Security researchers at Koi Security report a protracted npm supply chain operation dubbed PhantomRaven that has uploaded 126 malicious packages since August 2024, accumulating more than 86,000 downloads. At the time of their publication, roughly 80 packages were still active. The campaign’s defining feature is its use of Remote Dynamic Dependencies (RDD)—a technique that fetches and executes code from external URLs during installation, helping adversaries bypass conventional static analysis and registry-centric defenses.
How Remote Dynamic Dependencies work—and why they are hard to spot
In a typical npm workflow, third‑party modules are listed in package.json and resolved from the npm registry, with versions locked in a lockfile. RDD overturns this model by allowing a package to download and run code at install time from attacker-controlled endpoints, including over plain HTTP. The malicious package can present zero declared dependencies, creating a false sense of safety for developers and many SCA tools.
When a user runs npm install, the package silently retrieves a payload and executes it. Because the dependency is never listed in the manifest or lockfile—and never fetched via the npm registry—static analysis and lockfile diffing fail to capture the true components that end up on the system.
Targeted delivery, poor reproducibility, and multi-channel exfiltration
Koi Security notes that PhantomRaven retrieves a fresh payload on every install and avoids caching. This enables fine-grained targeting: operators can fingerprint the requester (for example, by IP or environment), serve a benign response to security researchers, or deliver customized implants to corporate networks and cloud build agents. Such behavior complicates reproducibility, triage, and forensics.
Post-compromise, the malware gathers system telemetry and exfiltrates sensitive data, including access tokens. Stolen tokens can become an entry point for follow-on supply chain attacks, such as tampering with repositories and CI/CD pipelines. Data exfiltration is implemented redundantly via HTTP GET with data in the URL, HTTP POST in JSON, and WebSocket channels to improve reliability and blend-in.
Masquerading and the rise of “slopsquatting”
Several packages impersonate tools from ecosystems associated with GitLab and Apache, boosting credibility and install rates. Operators also exploit slopsquatting—the registration of packages that match plausible but non-existent names hallucinated by LLM assistants. Developers who rely on AI recommendations without verification may inadvertently install attacker-owned packages, turning helpful prompts into a malware delivery vector.
Supply chain impact: why build systems are especially exposed
RDD breaks core assumptions behind dependency management: the lockfile and static scanners do not reflect what actually executes on build hosts. In CI/CD environments, this gap increases the blast radius—compromise of build agents, environment secrets, or artifacts can lead to widespread downstream impact. Historical incidents in the npm ecosystem (e.g., ua-parser-js in 2021) and beyond (e.g., SolarWinds; Codecov bash uploader) show how quickly developer tooling compromise can propagate. Frameworks such as NIST SSDF (SP 800-218) and SLSA emphasize provenance, isolation, and least privilege—controls directly challenged by RDD.

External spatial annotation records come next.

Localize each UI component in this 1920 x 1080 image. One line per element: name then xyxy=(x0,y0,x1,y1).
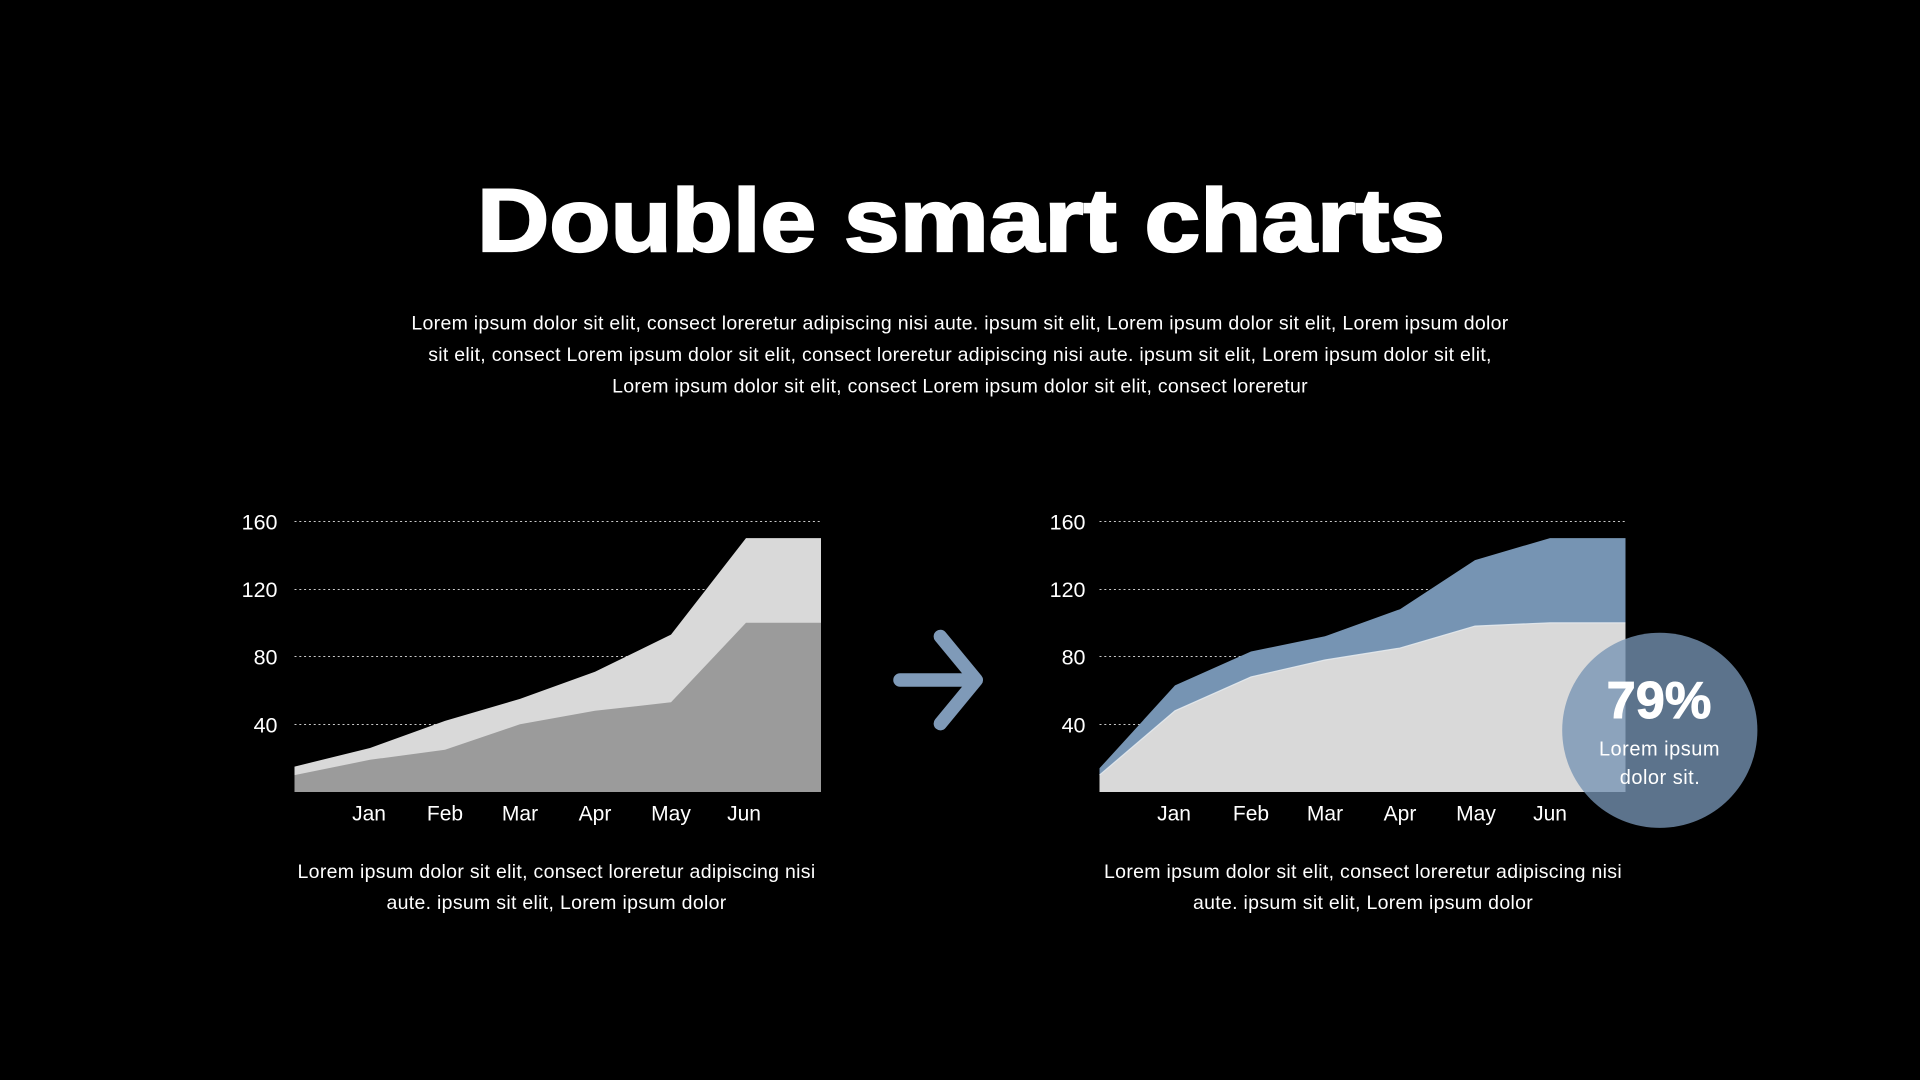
svg-text:Lorem ipsum: Lorem ipsum xyxy=(1599,739,1720,761)
svg-text:Lorem ipsum dolor sit elit, co: Lorem ipsum dolor sit elit, consect lore… xyxy=(1104,861,1622,883)
svg-text:Jun: Jun xyxy=(1533,803,1567,826)
svg-text:Mar: Mar xyxy=(1307,803,1343,826)
svg-text:Jan: Jan xyxy=(352,803,386,826)
svg-text:Feb: Feb xyxy=(1233,803,1269,826)
svg-text:Apr: Apr xyxy=(1384,803,1417,826)
svg-text:Apr: Apr xyxy=(579,803,612,826)
svg-text:120: 120 xyxy=(1050,578,1086,602)
svg-text:Jun: Jun xyxy=(727,803,761,826)
svg-text:79%: 79% xyxy=(1607,672,1712,730)
svg-text:aute. ipsum sit elit, Lorem ip: aute. ipsum sit elit, Lorem ipsum dolor xyxy=(386,892,726,914)
svg-text:aute. ipsum sit elit, Lorem ip: aute. ipsum sit elit, Lorem ipsum dolor xyxy=(1193,892,1533,914)
svg-text:sit elit, consect Lorem ipsum: sit elit, consect Lorem ipsum dolor sit … xyxy=(428,344,1492,366)
svg-text:May: May xyxy=(651,803,691,826)
svg-text:Mar: Mar xyxy=(502,803,538,826)
svg-text:Lorem ipsum dolor sit elit, co: Lorem ipsum dolor sit elit, consect lore… xyxy=(298,861,816,883)
svg-text:dolor sit.: dolor sit. xyxy=(1620,767,1701,789)
svg-text:80: 80 xyxy=(254,646,278,670)
svg-text:Lorem ipsum dolor sit elit, co: Lorem ipsum dolor sit elit, consect Lore… xyxy=(612,376,1308,398)
svg-text:May: May xyxy=(1456,803,1496,826)
svg-text:Lorem ipsum dolor sit elit, co: Lorem ipsum dolor sit elit, consect lore… xyxy=(411,313,1508,335)
svg-text:40: 40 xyxy=(1062,713,1086,737)
svg-text:Double smart charts: Double smart charts xyxy=(477,170,1445,270)
svg-text:80: 80 xyxy=(1062,646,1086,670)
svg-text:160: 160 xyxy=(1050,510,1086,534)
svg-text:Jan: Jan xyxy=(1157,803,1191,826)
svg-text:120: 120 xyxy=(242,578,278,602)
svg-text:40: 40 xyxy=(254,713,278,737)
svg-text:Feb: Feb xyxy=(427,803,463,826)
svg-text:160: 160 xyxy=(242,510,278,534)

Defensive guidance for npm and CI/CD pipelines
Restrict code execution during installs
Minimize blind spots in CI/CD by disabling lifecycle scripts where feasible (for example, use npm ci with ignore-scripts) and running builds in egress-restricted environments that allow only trusted registry domains over HTTPS.
Tighten egress and protocol policies
Block outbound HTTP and deny downloads from unverified external URLs during build steps. Apply egress filtering and use TLS-inspecting proxies to detect anomalous destinations and payloads while preserving secrets appropriately.
Improve dependency provenance
Adopt manual and automated vetting of new packages: author reputation, release history, source availability, and integrity checks. Monitor for typosquatting and slopsquatting. Consider a private mirror or internal cache of vetted packages to reduce exposure.
Harden secrets management
Use short-lived tokens with least privilege, enforce rotation, and scan for exposed secrets. Segregate build environments from production networks and store secrets outside the workspace when possible.
Educate developers and review AI-suggested dependencies
Do not install packages based solely on LLM recommendations. Train teams to identify red flags such as unexpected external downloads, obfuscated install scripts, and packages with minimal provenance.
PhantomRaven underscores how adversaries weaponize npm’s flexibility and developer trust to bypass standard controls. Organizations can reduce risk by enforcing scriptless installs in CI, applying egress-by-default-deny, validating dependency provenance, and tightening token hygiene. Reviewing pipeline configurations today—disabling unnecessary scripts, limiting external connectivity, and instituting independent review of new packages—will materially diminish the likelihood and impact of the next supply chain incident.